Same-sex couples, finding marriage now a legally recognized option, may move deliberately toward the world of weddings. In the aftermath of the DOMA decision, many observers (myself included) have speculated about the potential payday such celebrations may yield for the wedding industry. But this assumption, to some degree, assumes that queer weddings will follow the format of straight weddings. In reality, however, the gay couples face endless possibilities when it comes to their styles of celebration. And the New York Times chronicles that with this article, “Free to Marry, and Not Bound by Rites.”

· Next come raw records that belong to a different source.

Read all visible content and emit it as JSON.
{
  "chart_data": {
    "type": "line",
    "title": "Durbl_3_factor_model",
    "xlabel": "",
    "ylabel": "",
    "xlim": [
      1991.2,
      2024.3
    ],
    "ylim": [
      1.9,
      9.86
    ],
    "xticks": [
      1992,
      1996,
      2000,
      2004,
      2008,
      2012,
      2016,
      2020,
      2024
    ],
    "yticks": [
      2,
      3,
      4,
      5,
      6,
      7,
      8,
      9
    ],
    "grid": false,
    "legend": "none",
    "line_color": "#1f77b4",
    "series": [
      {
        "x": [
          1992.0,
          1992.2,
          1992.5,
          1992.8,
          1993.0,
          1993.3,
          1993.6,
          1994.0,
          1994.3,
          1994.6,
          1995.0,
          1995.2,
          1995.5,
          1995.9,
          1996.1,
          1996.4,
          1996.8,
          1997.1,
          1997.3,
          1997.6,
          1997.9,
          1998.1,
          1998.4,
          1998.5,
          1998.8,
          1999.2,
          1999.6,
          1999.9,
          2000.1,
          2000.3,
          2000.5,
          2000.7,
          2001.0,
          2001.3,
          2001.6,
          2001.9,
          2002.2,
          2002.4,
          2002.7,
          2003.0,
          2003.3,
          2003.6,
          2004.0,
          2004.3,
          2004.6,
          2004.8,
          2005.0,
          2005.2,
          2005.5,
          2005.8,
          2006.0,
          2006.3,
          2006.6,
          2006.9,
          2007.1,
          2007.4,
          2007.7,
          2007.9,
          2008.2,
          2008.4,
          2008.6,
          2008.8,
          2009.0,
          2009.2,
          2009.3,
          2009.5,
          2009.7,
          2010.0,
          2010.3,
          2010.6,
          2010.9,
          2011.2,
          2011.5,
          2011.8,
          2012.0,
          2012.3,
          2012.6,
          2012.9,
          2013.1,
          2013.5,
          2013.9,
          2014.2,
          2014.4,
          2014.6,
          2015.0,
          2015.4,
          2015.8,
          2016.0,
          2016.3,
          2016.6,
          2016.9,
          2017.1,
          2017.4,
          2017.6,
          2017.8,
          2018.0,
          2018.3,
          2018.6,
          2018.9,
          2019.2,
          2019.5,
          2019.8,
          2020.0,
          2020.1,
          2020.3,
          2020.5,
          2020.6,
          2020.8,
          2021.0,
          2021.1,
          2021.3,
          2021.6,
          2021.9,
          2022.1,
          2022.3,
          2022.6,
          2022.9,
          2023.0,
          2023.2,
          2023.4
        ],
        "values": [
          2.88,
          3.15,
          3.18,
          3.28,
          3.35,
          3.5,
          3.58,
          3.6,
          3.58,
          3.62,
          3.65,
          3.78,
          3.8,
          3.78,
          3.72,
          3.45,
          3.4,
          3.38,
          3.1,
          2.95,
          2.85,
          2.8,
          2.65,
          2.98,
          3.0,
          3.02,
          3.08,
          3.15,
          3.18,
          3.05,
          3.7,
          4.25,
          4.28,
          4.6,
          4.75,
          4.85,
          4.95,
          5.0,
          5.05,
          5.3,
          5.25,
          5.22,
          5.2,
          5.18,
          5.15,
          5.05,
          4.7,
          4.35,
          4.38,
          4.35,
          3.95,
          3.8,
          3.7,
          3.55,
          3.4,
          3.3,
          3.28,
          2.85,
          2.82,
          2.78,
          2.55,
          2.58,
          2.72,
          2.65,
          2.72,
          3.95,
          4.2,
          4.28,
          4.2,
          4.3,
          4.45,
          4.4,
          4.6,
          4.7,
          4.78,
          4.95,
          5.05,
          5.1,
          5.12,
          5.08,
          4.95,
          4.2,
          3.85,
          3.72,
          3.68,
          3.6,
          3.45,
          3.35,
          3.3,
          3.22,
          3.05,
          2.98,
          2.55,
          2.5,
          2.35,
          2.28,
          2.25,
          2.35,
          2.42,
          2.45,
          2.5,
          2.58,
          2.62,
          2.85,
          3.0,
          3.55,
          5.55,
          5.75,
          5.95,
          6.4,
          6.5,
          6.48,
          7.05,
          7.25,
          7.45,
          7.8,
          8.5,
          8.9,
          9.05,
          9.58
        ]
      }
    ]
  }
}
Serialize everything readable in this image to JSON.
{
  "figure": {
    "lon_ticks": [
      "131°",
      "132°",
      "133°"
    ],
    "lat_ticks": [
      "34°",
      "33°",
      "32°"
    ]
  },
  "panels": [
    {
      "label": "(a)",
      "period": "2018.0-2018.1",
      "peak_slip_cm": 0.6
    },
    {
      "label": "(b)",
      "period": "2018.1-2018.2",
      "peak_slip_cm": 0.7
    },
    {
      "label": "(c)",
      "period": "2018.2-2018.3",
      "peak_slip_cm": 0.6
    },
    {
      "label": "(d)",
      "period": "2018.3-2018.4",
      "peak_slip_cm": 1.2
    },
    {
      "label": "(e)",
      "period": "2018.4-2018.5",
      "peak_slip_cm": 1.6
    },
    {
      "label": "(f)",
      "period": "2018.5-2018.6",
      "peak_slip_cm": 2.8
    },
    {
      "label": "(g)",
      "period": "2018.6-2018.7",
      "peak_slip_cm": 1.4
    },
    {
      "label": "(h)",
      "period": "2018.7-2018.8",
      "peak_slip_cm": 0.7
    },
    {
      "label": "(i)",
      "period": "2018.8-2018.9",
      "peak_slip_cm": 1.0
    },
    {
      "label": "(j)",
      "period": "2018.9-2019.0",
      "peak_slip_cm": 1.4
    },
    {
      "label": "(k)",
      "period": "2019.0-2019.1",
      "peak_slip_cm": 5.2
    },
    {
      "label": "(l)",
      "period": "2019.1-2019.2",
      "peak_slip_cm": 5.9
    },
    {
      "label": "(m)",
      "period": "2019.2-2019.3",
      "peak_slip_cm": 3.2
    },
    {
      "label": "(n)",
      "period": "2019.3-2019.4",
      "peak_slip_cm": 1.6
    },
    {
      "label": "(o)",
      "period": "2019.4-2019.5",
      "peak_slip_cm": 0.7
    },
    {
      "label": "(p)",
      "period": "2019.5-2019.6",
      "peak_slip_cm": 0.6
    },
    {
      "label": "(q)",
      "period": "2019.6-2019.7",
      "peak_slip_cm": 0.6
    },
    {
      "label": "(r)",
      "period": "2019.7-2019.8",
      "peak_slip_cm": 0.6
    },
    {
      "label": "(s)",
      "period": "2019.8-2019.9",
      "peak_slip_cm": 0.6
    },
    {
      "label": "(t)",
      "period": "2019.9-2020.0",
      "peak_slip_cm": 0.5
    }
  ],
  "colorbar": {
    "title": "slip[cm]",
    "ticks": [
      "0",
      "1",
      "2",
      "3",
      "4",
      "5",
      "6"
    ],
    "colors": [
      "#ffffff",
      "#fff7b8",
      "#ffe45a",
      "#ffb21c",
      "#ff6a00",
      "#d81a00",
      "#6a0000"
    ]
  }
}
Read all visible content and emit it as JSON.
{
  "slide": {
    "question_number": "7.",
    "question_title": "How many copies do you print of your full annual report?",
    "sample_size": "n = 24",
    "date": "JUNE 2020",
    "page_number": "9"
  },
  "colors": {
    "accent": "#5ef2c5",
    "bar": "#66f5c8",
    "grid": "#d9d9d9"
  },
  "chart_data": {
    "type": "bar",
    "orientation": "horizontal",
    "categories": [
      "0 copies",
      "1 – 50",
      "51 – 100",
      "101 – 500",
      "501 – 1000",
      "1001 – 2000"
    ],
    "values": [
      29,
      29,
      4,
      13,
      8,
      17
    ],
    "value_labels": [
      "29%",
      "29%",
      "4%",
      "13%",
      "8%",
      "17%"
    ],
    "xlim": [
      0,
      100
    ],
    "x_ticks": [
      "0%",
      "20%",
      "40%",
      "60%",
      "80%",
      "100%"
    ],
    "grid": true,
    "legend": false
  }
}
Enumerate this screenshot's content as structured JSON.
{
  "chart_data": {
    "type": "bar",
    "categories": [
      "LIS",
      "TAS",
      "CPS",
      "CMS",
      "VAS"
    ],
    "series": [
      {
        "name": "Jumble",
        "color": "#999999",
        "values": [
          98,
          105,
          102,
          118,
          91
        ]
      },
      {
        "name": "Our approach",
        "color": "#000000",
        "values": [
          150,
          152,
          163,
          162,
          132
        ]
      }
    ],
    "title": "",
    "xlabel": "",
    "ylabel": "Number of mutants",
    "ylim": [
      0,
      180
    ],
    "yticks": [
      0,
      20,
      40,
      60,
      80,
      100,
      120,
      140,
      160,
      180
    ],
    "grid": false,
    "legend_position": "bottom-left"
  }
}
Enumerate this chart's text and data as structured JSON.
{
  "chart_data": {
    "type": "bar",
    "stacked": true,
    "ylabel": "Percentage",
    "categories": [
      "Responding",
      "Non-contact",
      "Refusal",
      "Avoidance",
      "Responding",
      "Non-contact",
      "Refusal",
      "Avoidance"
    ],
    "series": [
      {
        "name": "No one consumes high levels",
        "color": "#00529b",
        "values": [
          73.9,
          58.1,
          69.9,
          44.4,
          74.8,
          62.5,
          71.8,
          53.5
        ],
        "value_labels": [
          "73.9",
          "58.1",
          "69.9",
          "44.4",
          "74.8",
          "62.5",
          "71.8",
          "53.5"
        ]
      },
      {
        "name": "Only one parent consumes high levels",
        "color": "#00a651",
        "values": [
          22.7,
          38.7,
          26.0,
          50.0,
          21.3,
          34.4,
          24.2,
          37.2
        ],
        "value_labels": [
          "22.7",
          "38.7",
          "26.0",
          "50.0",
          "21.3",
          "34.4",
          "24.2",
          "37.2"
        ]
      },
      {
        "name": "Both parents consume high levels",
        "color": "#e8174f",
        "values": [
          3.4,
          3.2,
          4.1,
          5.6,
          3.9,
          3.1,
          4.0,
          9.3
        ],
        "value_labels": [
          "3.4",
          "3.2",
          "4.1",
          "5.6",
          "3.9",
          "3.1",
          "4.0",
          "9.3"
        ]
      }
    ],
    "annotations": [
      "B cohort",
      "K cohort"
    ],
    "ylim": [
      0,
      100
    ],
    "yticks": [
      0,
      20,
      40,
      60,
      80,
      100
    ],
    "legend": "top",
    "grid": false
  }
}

There are so many smart points made in this article – I encourage everyone to read it. And there are so many great, quotable lines. I’ll limit myself to this one:

Mr. Solomon wrote in an e-mail that he and Mr. Habich “wanted to have a wedding that echoed the weddings of our parents and of others,” but without parroting heterosexual customs. “Everything traditional was nontraditional simply because we were both men,” he said of their civil ceremony, which was followed by Christian and Jewish ceremonies. “The more of a ‘wedding’ it was, the more revolutionary it was.”

YES. This is a major point I make in my book As Long as We Both Shall LoveFor those who critique marriage as a conservative goal and the celebration of a wedding as a mark of conformity, when a couple (two men or two women) who looks nothing like the expected couple (one man and one woman) take on these alleged hallmarks of conformity, they are immediately challenged and thereby robbed of their conformity.

The gist of the article is that same-sex couples have the opportunity to celebrate in as traditional or as non-traditional a style as they wish. Of course, I argue that couples – not just same-sex couples – have been doing this for years. The tradition that gay couples will carry on in their celebrations is the larger postwar wedding tradition of couples using the wedding to communicate their views of love, marriage, and partnership.

Karen M. Dunak is Assistant Professor of History at Muskingum University in New Concord, Ohio. She is the author of As Long as We Both Shall Love: The White Wedding in Postwar America (NYU Press, 2013).